Sue was also friends with Anna, although the three of us never did anything together.  But we did hang out in the same circle of friends and spent countless hours playing our mutually favorite game of politics at many statewide events.  Both women were successful, beautiful, smart, cunning, politically minded, and secretive in their own right; yet each chose a different path.  Sue became highly successful in the political world while Anna committed suicide.

After Anna’s death and funeral, I stopped playing politics and stopped hanging around anyone who did.  It was not until tonight that I realized the dramatic shift in my life as I can’t even recall attending one political event after Anna’s death.  Something that I loved to do so much had died with her and I didn’t even realize it.  While Sue climbed the ladder to success, I withdrew from all political friendships to avoid the hurt and hid instead in church.
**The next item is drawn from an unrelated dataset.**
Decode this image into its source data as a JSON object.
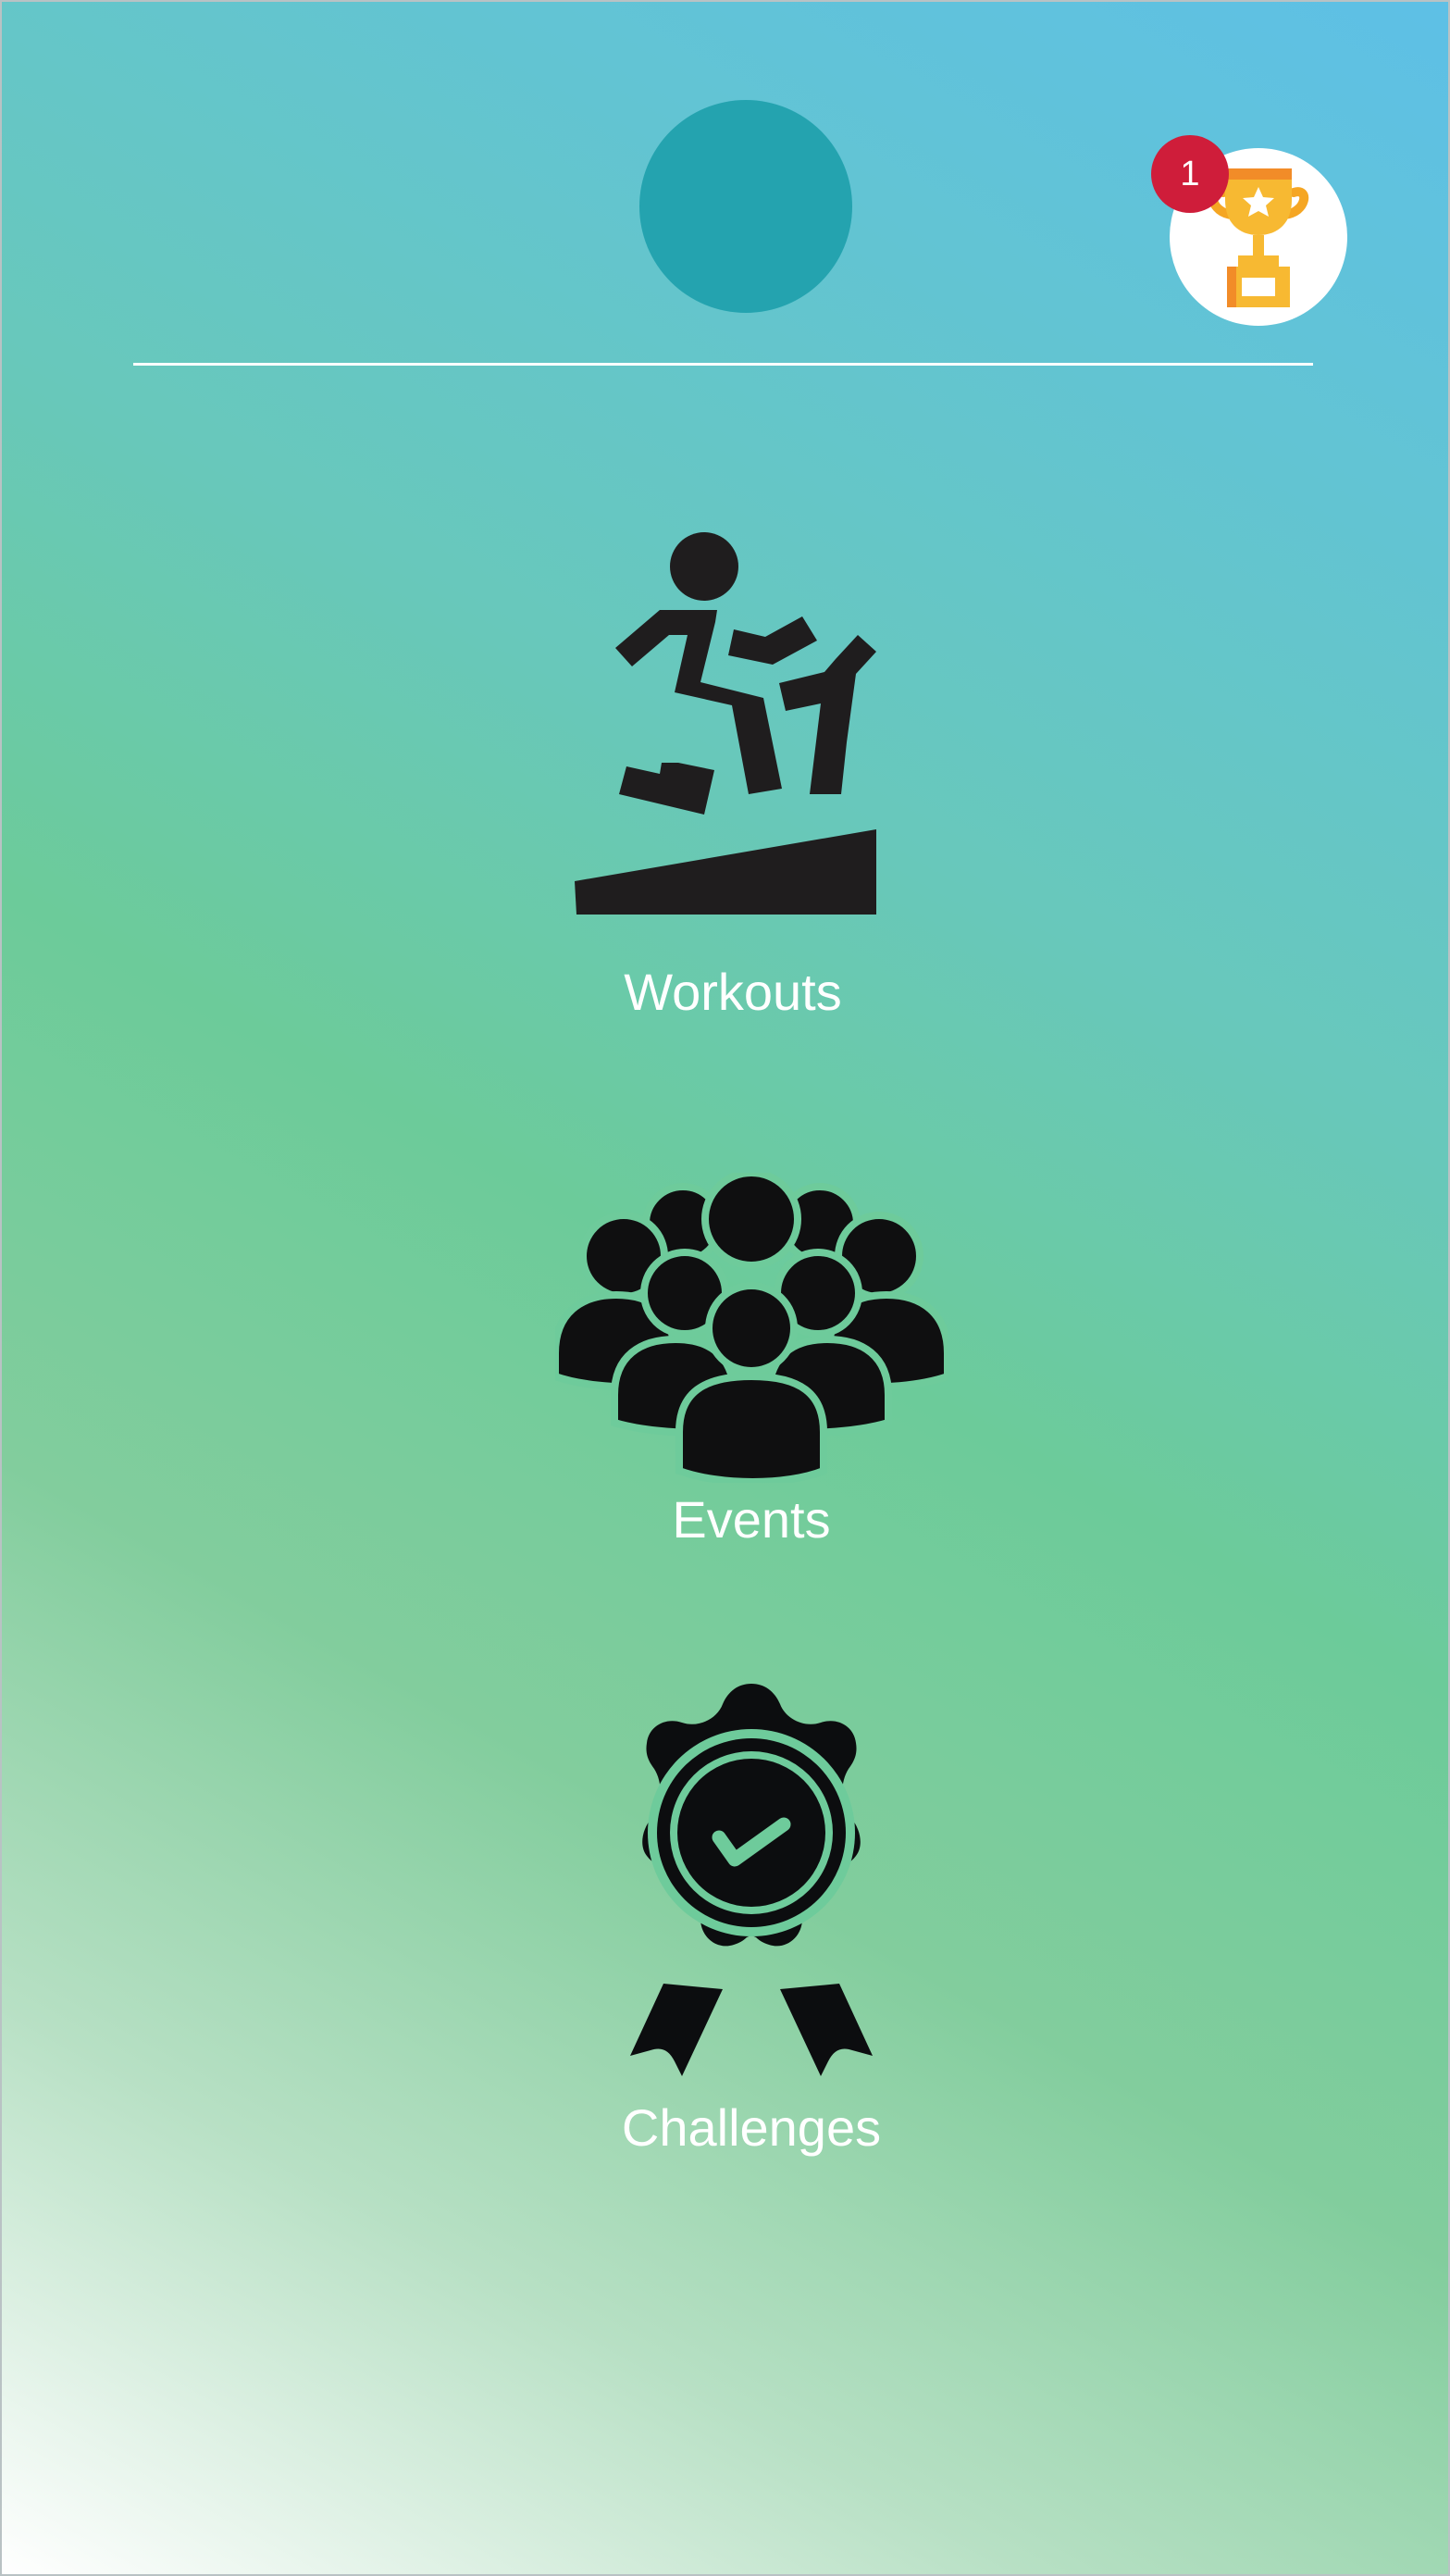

It was a safe place to hide as no one asked where I came from but instead accepted me and let me into their circle.  All too quickly, church became an easy excuse to give political acquaintances as to why I could not help.  Sadly, I misused church by allowing it to massage a broken ego from the loss of my friend and other friendships through over-volunteering.  The “high” I got from many accolades in my volunteering effort allowed me to suppress even further the hurt I felt and put much wanted distance between myself and all political friendships including Sue.

So this is the revelation, that I need to ask Sue to forgive me for my distance for she did nothing wrong yet I treated her as such.  To the best of my memory, she was one of the few people at Anna’s funeral and was likely to be hurting as much as I by her loss.  But because Sue reminded me of Anna, I ran and hid at church instead of treasuring the friend left behind.  What I learned from Anna’s death was not good.  I learned to hide instead of confront, to run instead of stand, and to abandon instead of risk.  While I did not abandon my husband, my kids or my family, I did abandon a whole group of friendships and looking back over my life this was not the first time.

The only way I know to break a bad old pattern is to form a new one.  So tonight I sent Sue an apology and hopefully it will be well received.  The healing comes from understanding and seeing things from God’s economy instead of my own.  For when I repair old broken friendships, I am extending His love to others and reinforcing my relationship with Him.  It is only though Him that I can see clearly what I have done and by taking action towards forgiveness instead of anger, I am walking in the image of Job and not Jonah.